Three major mysql logs-binlog, redo log, undo log

Reprinted from: https://juejin.cn/post/6860252224930070536

For personal backup only, please see the original text for browsing

 

table of Contents

binlog

binlog usage scenarios

Timing of binlog flashing

binlog log format

redo log

Why do we need redo log

Basic concepts of redo log

redo log record form

The difference between redo log and binlog

undo log


The log is mysqlan important part of the database, which records various status information during the operation of the database. mysqlLogs mainly include error logs, query logs, slow query logs, transaction logs, and binary logs. As a development, what we need to focus on is the binary log ( binlog) and transaction log (including redo logand undo log). This article will introduce these three logs in detail in the following.

binlog

binlogIt is used to record the write operation (not including query) information performed by the database, and it is stored in the disk in binary form. binlogYes mysql, the logical log Serveris recorded by the layer , and the mysqldatabase using any storage engine will record the binloglog.

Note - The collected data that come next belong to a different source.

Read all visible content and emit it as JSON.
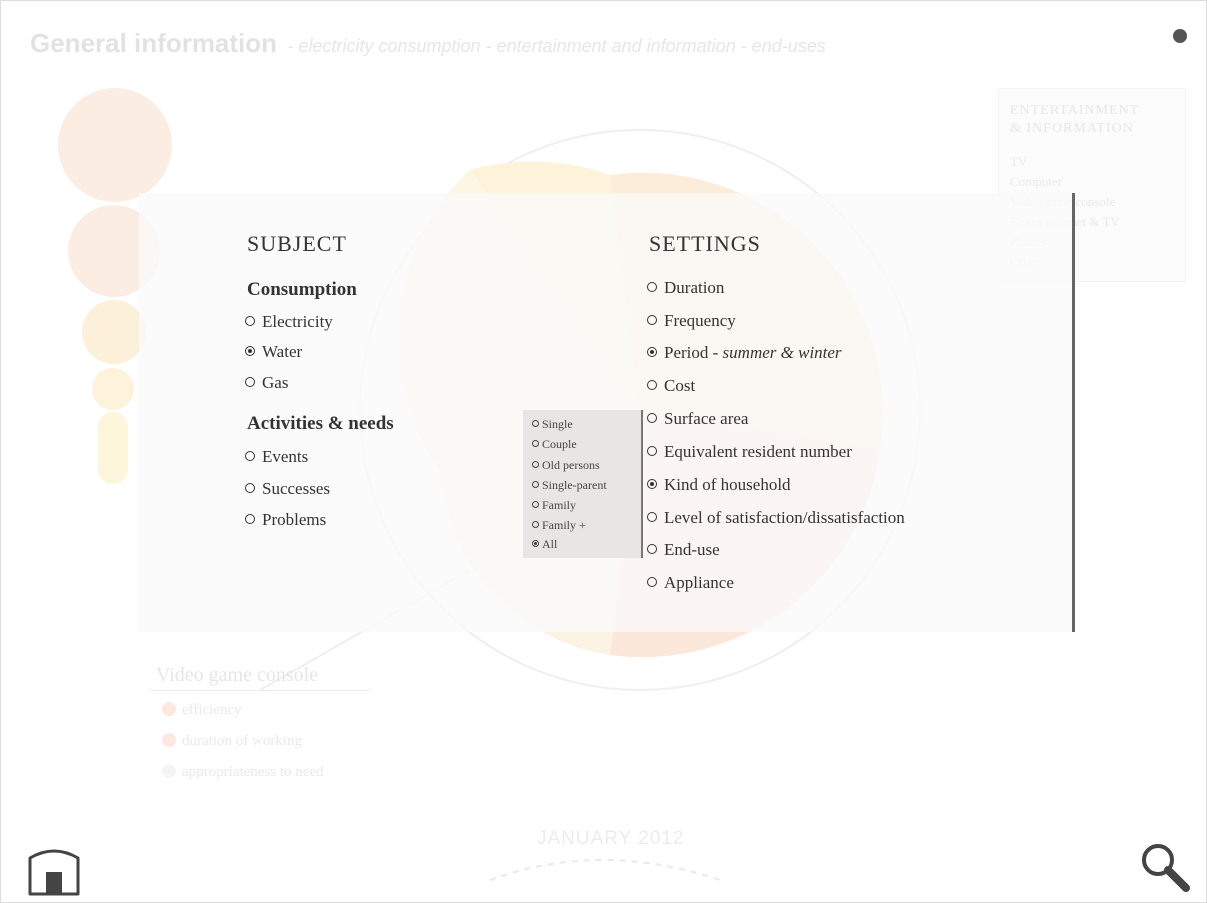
{
  "header": {
    "title": "General information",
    "subtitle": "- electricity consumption - entertainment and information - end-uses"
  },
  "legend": {
    "title_line1": "ENTERTAINMENT",
    "title_line2": "& INFORMATION",
    "items": [
      "TV",
      "Computer",
      "Video game console",
      "Boxes Internet & TV",
      "Phones",
      "Other"
    ]
  },
  "detail": {
    "title": "Video game console",
    "items": [
      {
        "label": "efficiency",
        "color": "#f0855a"
      },
      {
        "label": "duration of working",
        "color": "#f0855a"
      },
      {
        "label": "appropriateness to need",
        "color": "#cccccc"
      }
    ]
  },
  "timeline": {
    "month": "JANUARY 2012"
  },
  "subject": {
    "heading": "SUBJECT",
    "consumption": {
      "label": "Consumption",
      "options": [
        {
          "label": "Electricity",
          "selected": false
        },
        {
          "label": "Water",
          "selected": true
        },
        {
          "label": "Gas",
          "selected": false
        }
      ]
    },
    "activities": {
      "label": "Activities & needs",
      "options": [
        {
          "label": "Events",
          "selected": false
        },
        {
          "label": "Successes",
          "selected": false
        },
        {
          "label": "Problems",
          "selected": false
        }
      ]
    }
  },
  "household": {
    "options": [
      {
        "label": "Single",
        "selected": false
      },
      {
        "label": "Couple",
        "selected": false
      },
      {
        "label": "Old persons",
        "selected": false
      },
      {
        "label": "Single-parent",
        "selected": false
      },
      {
        "label": "Family",
        "selected": false
      },
      {
        "label": "Family +",
        "selected": false
      },
      {
        "label": "All",
        "selected": true
      }
    ]
  },
  "settings": {
    "heading": "SETTINGS",
    "options": [
      {
        "label": "Duration",
        "selected": false
      },
      {
        "label": "Frequency",
        "selected": false
      },
      {
        "label": "Period - ",
        "detail": "summer & winter",
        "selected": true
      },
      {
        "label": "Cost",
        "selected": false
      },
      {
        "label": "Surface area",
        "selected": false
      },
      {
        "label": "Equivalent resident number",
        "selected": false
      },
      {
        "label": "Kind of household",
        "selected": true
      },
      {
        "label": "Level of satisfaction/dissatisfaction",
        "selected": false
      },
      {
        "label": "End-use",
        "selected": false
      },
      {
        "label": "Appliance",
        "selected": false
      }
    ]
  },
  "icons": {
    "home": "home-icon",
    "search": "magnifier-icon",
    "menu": "dot-icon"
  }
}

Logical log: It can be simply understood as the sql statement that is recorded .

Physical log: Because the mysqldata is ultimately stored in the data page, the physical log records data page changes .

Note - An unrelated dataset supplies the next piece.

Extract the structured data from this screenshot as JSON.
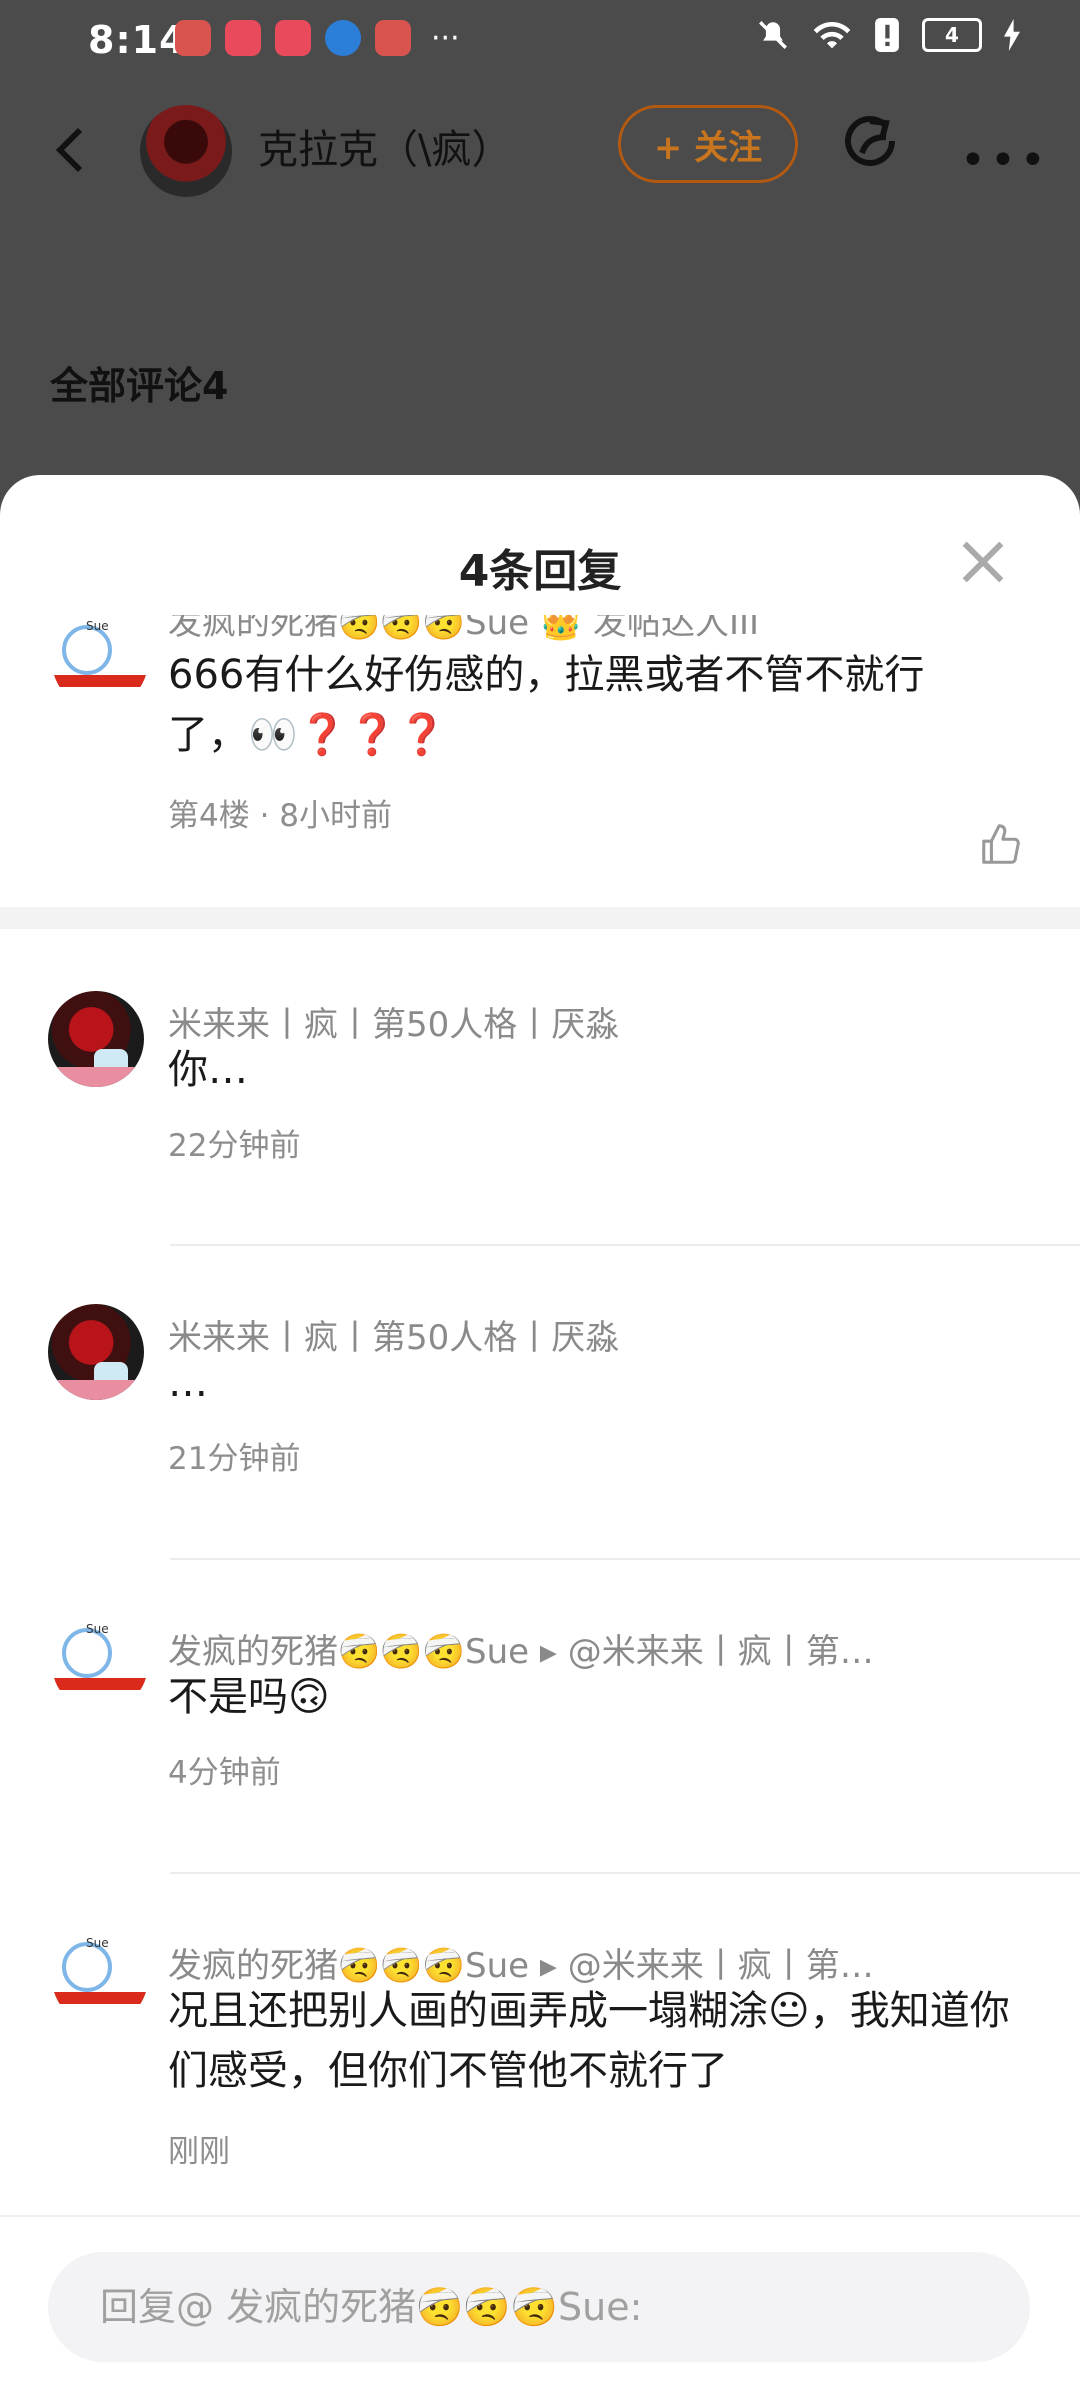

binlogIt is written by appending. The size of max_binlog_sizeeach binlogfile can be set by parameters . When the file size reaches a given value, a new file will be generated to save the log.

binlog usage scenarios

In practical applications, binlogthere are two main usage scenarios, namely master-slave replication and data recovery .

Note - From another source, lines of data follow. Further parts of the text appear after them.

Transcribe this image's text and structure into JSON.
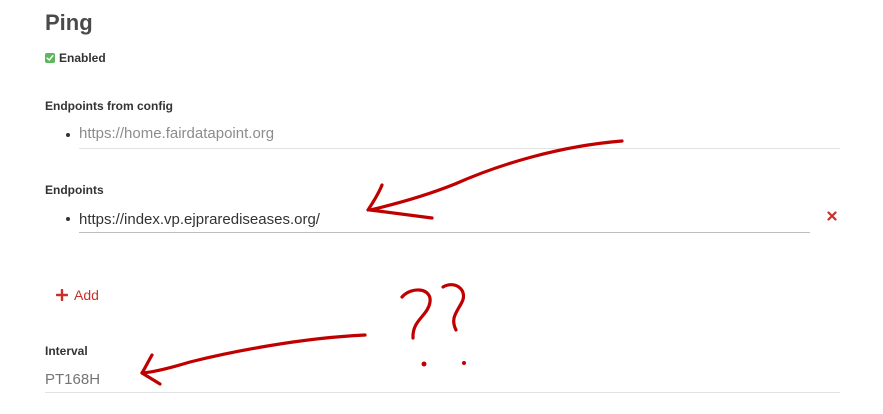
{
  "ping": {
    "title": "Ping",
    "enabled": {
      "label": "Enabled",
      "checked": true
    },
    "config_endpoints": {
      "label": "Endpoints from config",
      "items": [
        "https://home.fairdatapoint.org"
      ]
    },
    "endpoints": {
      "label": "Endpoints",
      "items": [
        {
          "value": "https://index.vp.ejprarediseases.org/"
        }
      ],
      "remove_icon": "close-icon",
      "add_label": "Add",
      "add_icon": "plus-icon"
    },
    "interval": {
      "label": "Interval",
      "placeholder": "PT168H",
      "value": ""
    }
  },
  "colors": {
    "accent": "#c9302c",
    "check": "#5cb85c",
    "annotation": "#c00000"
  }
}
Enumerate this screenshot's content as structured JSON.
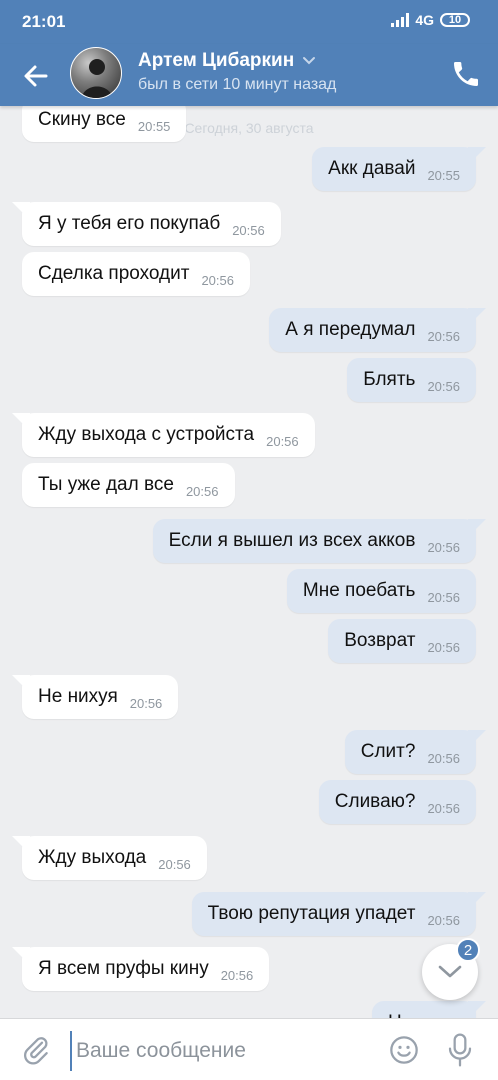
{
  "status_bar": {
    "time": "21:01",
    "network": "4G",
    "battery": "10"
  },
  "header": {
    "contact_name": "Артем Цибаркин",
    "contact_status": "был в сети 10 минут назад"
  },
  "chat": {
    "date_separator": "Сегодня, 30 августа",
    "messages": [
      {
        "dir": "in",
        "text": "Скину все",
        "time": "20:55"
      },
      {
        "dir": "out",
        "text": "Акк давай",
        "time": "20:55"
      },
      {
        "dir": "in",
        "text": "Я у тебя его покупаб",
        "time": "20:56"
      },
      {
        "dir": "in",
        "text": "Сделка проходит",
        "time": "20:56"
      },
      {
        "dir": "out",
        "text": "А я передумал",
        "time": "20:56"
      },
      {
        "dir": "out",
        "text": "Блять",
        "time": "20:56"
      },
      {
        "dir": "in",
        "text": "Жду выхода с устройста",
        "time": "20:56"
      },
      {
        "dir": "in",
        "text": "Ты уже дал все",
        "time": "20:56"
      },
      {
        "dir": "out",
        "text": "Если я вышел из всех акков",
        "time": "20:56"
      },
      {
        "dir": "out",
        "text": "Мне поебать",
        "time": "20:56"
      },
      {
        "dir": "out",
        "text": "Возврат",
        "time": "20:56"
      },
      {
        "dir": "in",
        "text": "Не нихуя",
        "time": "20:56"
      },
      {
        "dir": "out",
        "text": "Слит?",
        "time": "20:56"
      },
      {
        "dir": "out",
        "text": "Сливаю?",
        "time": "20:56"
      },
      {
        "dir": "in",
        "text": "Жду выхода",
        "time": "20:56"
      },
      {
        "dir": "out",
        "text": "Твою репутация упадет",
        "time": "20:56"
      },
      {
        "dir": "in",
        "text": "Я всем пруфы кину",
        "time": "20:56"
      },
      {
        "dir": "out",
        "text": "Н",
        "time": ""
      }
    ]
  },
  "scroll_button": {
    "unread_badge": "2"
  },
  "composer": {
    "placeholder": "Ваше сообщение"
  },
  "colors": {
    "accent": "#5181b8",
    "outgoing_bubble": "#dde6f2",
    "background": "#edeef0"
  }
}
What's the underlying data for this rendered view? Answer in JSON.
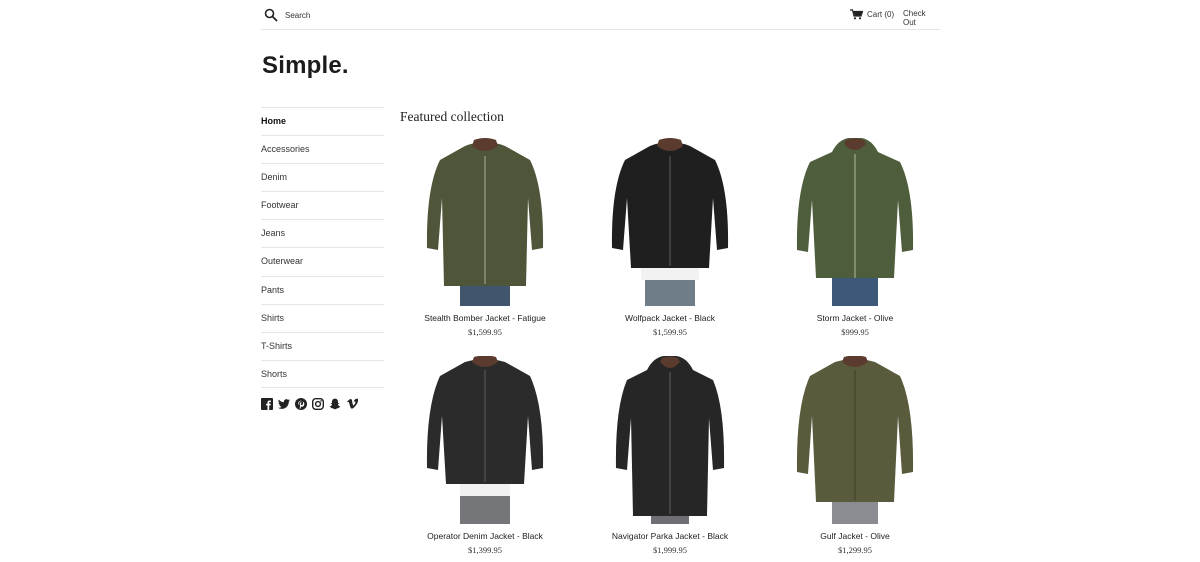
{
  "header": {
    "search_placeholder": "Search",
    "cart_label": "Cart (0)",
    "checkout_label": "Check Out"
  },
  "logo": "Simple.",
  "sidebar": {
    "items": [
      {
        "label": "Home",
        "active": true
      },
      {
        "label": "Accessories"
      },
      {
        "label": "Denim"
      },
      {
        "label": "Footwear"
      },
      {
        "label": "Jeans"
      },
      {
        "label": "Outerwear"
      },
      {
        "label": "Pants"
      },
      {
        "label": "Shirts"
      },
      {
        "label": "T-Shirts"
      },
      {
        "label": "Shorts"
      }
    ],
    "social_icons": [
      "facebook-icon",
      "twitter-icon",
      "pinterest-icon",
      "instagram-icon",
      "snapchat-icon",
      "vimeo-icon"
    ]
  },
  "main": {
    "title": "Featured collection",
    "products": [
      {
        "name": "Stealth Bomber Jacket - Fatigue",
        "price": "$1,599.95",
        "color": "#4f5538"
      },
      {
        "name": "Wolfpack Jacket - Black",
        "price": "$1,599.95",
        "color": "#1f1f1f"
      },
      {
        "name": "Storm Jacket - Olive",
        "price": "$999.95",
        "color": "#4e5d3c"
      },
      {
        "name": "Operator Denim Jacket - Black",
        "price": "$1,399.95",
        "color": "#2b2b2b"
      },
      {
        "name": "Navigator Parka Jacket - Black",
        "price": "$1,999.95",
        "color": "#262626"
      },
      {
        "name": "Gulf Jacket - Olive",
        "price": "$1,299.95",
        "color": "#5a5a3c"
      }
    ]
  }
}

  1. Master-slave replication : Masteropen at the end binlog, and then binlogsend to each Slaveend, Slaveend replay binlogto achieve the master-slave data consistency.
  2. Data recovery : Use mysqlbinlogtools to recover data.

Timing of binlog flashing

For the InnoDBstorage engine, it will only record when the transaction is committed biglog. At this time, the record is still in the memory, so biglogwhen is it flushed to the disk? mysqlThe timing of flashing disk sync_binlogcontrolled by parameters biglog, the value range is 0-N:

  • 0: No mandatory requirement, the system will determine when to write to the disk by itself;
  • 1: Write to disk every committime binlog;
  • N: Will be binlogwritten to disk every N transactions .

As can be seen from the above, sync_binlogthe safest thing is to set it 1, which is also MySQL 5.7.7the default value for later versions. But setting a larger value can improve database performance. Therefore, in actual situations, you can also increase the value appropriately, sacrificing certain consistency to obtain better performance.

binlog log format

binlogThe log has three formats, namely STATMENT, ROWand MIXED.

In the MySQL 5.7.7before, the default format is STATEMENT, MySQL 5.7.7after default is ROW. The log format is binlog-formatspecified by.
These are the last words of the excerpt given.